I finally finished this movie last night. I agree with every point you made (especially the erection tray, that was BEYOND stupid), but I did enjoy the movie. Probably not because of the actual movie, but because The Shining is such a fascinating film that I can enjoy even just listening to people talk about what they see in it (even if their thoughts are ridiculous). I think the most interesting bit was playing the film in reverse and overlapped. It's very much a Wizard of Oz/Pink Floyd oddity that I can't believe was intended, but it was interesting nonetheless. Worth a watch, but I doubt I'll be revisiting, it would be much more fun to see The Shining and have it dissected on its film-making merits more than to hear what people think it means.

ledfloyd
10-05-2013, 01:58 PM
I think the most interesting bit was playing the film in reverse and overlapped. It's very much a Wizard of Oz/Pink Floyd oddity that I can't believe was intended, but it was interesting nonetheless.
That guy sounded so stoned.

Skitch
10-05-2013, 02:15 PM
That guy sounded so stoned.

He HAD to be. He kept snickering to himself, talked about being an out-of-work author...I could almost smell it.

Pop Trash
10-05-2013, 06:29 PM
To counter more people drinking the haterade, here's a nice DVD review from our friends at Slant:

http://www.slantmagazine.com/dvd/review/room-237

eternity
12-14-2013, 02:45 AM
The subtextual analysis in the film is spectacularly hilarious at its worst and interesting but inconsequential at best. I'm not sure what the point of this even was. Sometimes a spade is just a spade?

Rowland
12-14-2013, 07:35 AM
The subtextual analysis in the film is spectacularly hilarious at its worst and interesting but inconsequential at best. I'm not sure what the point of this even was. Sometimes a spade is just a spade?Ed Gonzalez over at Slant puts it well:


Rodney Ascher's visual essay is a dizzying wall of sound and visuals that simultaneously bolters and slyly subverts the sometimes batshit-crazy readings a group of off-camera interviewees have on The Shining, exposing Stanley Kubrick's classic as one of cinema's great white elephants. Despite Ascher's committed, profoundly empathetic sense of montage, collaging as he does footage from more than just Kubrick's cannon to give credence to his subjects' theories, sometimes multiple ones at once, the point of Room 237 isn't whether you think The Shining is a treatise on the genocide of Native Americans, the Holocaust, or an epic admission on Kubrick's part that he staged the Apollo 11 moon landing.

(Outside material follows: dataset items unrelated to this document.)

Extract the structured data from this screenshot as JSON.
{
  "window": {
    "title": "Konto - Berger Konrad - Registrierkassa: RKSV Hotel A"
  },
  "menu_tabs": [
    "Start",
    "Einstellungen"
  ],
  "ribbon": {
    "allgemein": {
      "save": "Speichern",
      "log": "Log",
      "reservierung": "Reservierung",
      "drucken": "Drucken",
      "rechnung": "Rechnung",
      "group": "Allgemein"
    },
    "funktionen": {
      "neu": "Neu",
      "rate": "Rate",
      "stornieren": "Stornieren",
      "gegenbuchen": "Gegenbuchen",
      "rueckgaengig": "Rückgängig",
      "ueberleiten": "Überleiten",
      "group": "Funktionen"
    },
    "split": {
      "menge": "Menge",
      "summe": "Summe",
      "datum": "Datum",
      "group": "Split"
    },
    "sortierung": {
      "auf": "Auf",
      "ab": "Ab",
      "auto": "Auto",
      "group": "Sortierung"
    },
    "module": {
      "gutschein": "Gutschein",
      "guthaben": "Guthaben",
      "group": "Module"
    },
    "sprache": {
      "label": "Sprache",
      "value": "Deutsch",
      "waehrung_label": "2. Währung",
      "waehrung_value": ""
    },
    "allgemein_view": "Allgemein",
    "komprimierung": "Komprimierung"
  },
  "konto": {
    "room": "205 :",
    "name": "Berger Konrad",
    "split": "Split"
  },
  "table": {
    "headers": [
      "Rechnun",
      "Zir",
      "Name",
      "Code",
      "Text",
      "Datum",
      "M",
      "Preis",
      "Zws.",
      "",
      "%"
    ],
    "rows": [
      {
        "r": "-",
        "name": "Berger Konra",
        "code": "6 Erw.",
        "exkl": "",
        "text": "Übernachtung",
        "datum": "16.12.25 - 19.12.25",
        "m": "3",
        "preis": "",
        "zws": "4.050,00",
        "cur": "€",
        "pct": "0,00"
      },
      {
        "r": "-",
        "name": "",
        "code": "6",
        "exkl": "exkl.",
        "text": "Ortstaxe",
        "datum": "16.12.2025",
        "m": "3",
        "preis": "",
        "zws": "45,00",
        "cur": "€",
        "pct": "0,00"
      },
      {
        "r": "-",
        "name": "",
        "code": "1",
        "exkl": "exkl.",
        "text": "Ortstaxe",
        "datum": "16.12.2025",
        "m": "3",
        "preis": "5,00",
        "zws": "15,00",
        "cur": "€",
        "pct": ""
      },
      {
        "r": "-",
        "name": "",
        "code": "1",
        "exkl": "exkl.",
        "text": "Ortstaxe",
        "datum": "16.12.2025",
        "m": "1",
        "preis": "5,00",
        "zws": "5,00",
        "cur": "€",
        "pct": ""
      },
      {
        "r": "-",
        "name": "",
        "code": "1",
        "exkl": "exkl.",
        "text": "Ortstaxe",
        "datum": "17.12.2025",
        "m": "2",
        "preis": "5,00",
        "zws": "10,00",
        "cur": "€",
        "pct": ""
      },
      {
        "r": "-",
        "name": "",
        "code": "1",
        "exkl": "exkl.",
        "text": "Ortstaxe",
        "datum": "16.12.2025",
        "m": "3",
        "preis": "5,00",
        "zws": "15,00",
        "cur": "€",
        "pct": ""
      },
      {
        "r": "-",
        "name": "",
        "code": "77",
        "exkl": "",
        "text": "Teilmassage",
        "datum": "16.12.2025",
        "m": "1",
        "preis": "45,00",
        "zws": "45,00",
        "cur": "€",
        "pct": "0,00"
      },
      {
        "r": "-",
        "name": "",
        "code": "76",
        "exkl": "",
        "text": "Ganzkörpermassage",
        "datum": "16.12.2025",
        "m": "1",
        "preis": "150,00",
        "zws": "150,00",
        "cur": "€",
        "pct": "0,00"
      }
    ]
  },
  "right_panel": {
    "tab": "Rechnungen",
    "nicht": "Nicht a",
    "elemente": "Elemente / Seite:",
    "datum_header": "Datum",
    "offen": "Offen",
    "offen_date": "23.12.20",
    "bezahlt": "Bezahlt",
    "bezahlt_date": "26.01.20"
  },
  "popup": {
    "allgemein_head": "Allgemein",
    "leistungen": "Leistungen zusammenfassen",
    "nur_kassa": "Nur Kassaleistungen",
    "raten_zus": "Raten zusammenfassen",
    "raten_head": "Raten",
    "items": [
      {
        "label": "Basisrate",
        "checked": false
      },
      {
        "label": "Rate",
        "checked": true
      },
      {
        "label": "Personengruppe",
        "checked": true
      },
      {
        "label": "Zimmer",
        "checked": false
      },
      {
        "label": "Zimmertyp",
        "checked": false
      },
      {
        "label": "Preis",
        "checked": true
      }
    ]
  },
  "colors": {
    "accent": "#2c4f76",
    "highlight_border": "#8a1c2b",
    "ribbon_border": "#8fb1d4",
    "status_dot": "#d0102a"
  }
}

And it isn't about why we continue to lose it at the movies so much as it is a portrait of an elusive, megalomaniacal artist and brilliant con man whose work remains a siren's call for the like-minded obsessive compulsive. Intentionally or not, Ascher reveals that the desperation with which people attempt to assign meaning to The Shining only corroborates Dick Hallorann's belief in the film that there's nothing in room 237 at the Overlook Hotel—except, of course, the stuff of our wildest imaginations.